His message will always be the same--love each other, you were created by God to seek Him out, everything has an inner and an outer reality, the reality of this world is spiritual, not physical. And His message is also always different, depending on the needs of the time: here's what to eat to stay healthy; yes you can divorce or no, you may not divorce; remember the Sabbath and keep it holy; or, no, we are harvesting food on the Sabbath to meet our needs, because I have Divine Authority and I am changing that law. Because this is the essence of My law: love the Lord your God with all your heart and all your mind and all your soul, and love your neighbor as yourself.

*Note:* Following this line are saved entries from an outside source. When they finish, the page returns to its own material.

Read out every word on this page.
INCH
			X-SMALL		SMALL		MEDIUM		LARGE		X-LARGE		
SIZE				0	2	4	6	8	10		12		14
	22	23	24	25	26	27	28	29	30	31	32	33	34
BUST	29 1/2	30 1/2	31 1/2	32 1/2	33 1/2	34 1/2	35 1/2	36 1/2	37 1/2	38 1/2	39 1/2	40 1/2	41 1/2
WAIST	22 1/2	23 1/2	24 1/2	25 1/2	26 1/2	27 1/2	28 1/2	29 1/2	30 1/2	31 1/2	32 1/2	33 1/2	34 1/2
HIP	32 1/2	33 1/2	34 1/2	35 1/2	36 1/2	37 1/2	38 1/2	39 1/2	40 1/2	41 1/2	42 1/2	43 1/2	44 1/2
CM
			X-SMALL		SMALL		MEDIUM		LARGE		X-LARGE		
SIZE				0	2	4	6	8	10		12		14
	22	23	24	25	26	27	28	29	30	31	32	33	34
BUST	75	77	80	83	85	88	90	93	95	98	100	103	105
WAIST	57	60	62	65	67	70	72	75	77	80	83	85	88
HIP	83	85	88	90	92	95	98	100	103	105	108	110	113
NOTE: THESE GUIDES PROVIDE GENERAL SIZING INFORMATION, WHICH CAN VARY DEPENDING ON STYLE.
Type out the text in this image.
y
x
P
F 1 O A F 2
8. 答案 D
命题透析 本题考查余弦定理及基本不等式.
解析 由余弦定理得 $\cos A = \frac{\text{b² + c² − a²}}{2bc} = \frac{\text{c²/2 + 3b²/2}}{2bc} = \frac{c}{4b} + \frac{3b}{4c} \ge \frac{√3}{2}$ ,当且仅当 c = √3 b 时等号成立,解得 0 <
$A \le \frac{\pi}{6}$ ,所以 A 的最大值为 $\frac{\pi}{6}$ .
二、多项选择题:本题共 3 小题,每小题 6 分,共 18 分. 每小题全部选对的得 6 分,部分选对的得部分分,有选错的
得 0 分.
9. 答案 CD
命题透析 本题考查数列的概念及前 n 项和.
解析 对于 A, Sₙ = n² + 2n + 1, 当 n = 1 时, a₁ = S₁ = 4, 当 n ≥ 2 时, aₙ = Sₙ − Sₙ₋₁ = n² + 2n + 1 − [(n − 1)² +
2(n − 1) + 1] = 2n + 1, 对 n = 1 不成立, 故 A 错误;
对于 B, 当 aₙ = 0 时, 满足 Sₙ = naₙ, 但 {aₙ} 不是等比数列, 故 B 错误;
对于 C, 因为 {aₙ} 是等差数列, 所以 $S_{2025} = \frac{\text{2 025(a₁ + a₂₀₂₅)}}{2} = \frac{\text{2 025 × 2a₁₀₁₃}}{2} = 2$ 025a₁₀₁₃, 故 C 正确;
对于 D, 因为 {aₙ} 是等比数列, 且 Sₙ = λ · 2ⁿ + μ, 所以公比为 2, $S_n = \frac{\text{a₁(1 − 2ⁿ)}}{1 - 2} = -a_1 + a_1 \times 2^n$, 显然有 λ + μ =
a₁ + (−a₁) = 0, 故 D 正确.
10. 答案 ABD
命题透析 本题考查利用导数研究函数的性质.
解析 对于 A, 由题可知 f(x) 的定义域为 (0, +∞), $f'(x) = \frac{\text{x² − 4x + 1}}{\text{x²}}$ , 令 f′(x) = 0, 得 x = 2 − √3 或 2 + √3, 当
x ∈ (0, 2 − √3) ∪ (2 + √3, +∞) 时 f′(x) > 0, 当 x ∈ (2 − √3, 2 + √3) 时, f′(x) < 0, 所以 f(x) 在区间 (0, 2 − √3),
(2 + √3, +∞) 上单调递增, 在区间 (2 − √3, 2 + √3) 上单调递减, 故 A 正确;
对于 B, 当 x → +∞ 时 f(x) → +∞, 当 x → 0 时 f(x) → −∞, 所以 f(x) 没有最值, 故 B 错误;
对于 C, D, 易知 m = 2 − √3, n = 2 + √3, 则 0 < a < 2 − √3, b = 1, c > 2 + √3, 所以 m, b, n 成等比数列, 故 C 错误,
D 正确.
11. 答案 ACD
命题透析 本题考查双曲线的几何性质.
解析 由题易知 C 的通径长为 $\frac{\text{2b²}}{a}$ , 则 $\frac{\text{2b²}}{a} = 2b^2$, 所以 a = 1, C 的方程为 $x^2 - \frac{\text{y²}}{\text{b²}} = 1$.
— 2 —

In the Divine Station, the "I" , the I-am-the-Way "I", is divine, spiritual, eternal, universal. In this station, there are many Mirrors, and all stainlessly reflect the light of God. There are many Points on the horizon where the Sun may appear, depending on the season. There are many Lamps, and all give the light  of God. How many times as a child you slammed your door, "Just leave me alone!" God will never leave us alone. As a parent He has bothered us many times with a new Christ, and will always continue to do so. Humankind is growing up, attaining the station of maturity, so we need new teachings adequate for the day in which we live. No more door-slamming. "I have many things to tell you, but you cannot bear them yet. Howbeit, when He Who is the Spirit of Truth is come, He will guide you unto all truth."

So this is the Day of Judgment: whether you recognize Christ when He appears again, in His new attire, with a new Name, speaking a new Language, teaching a new Message.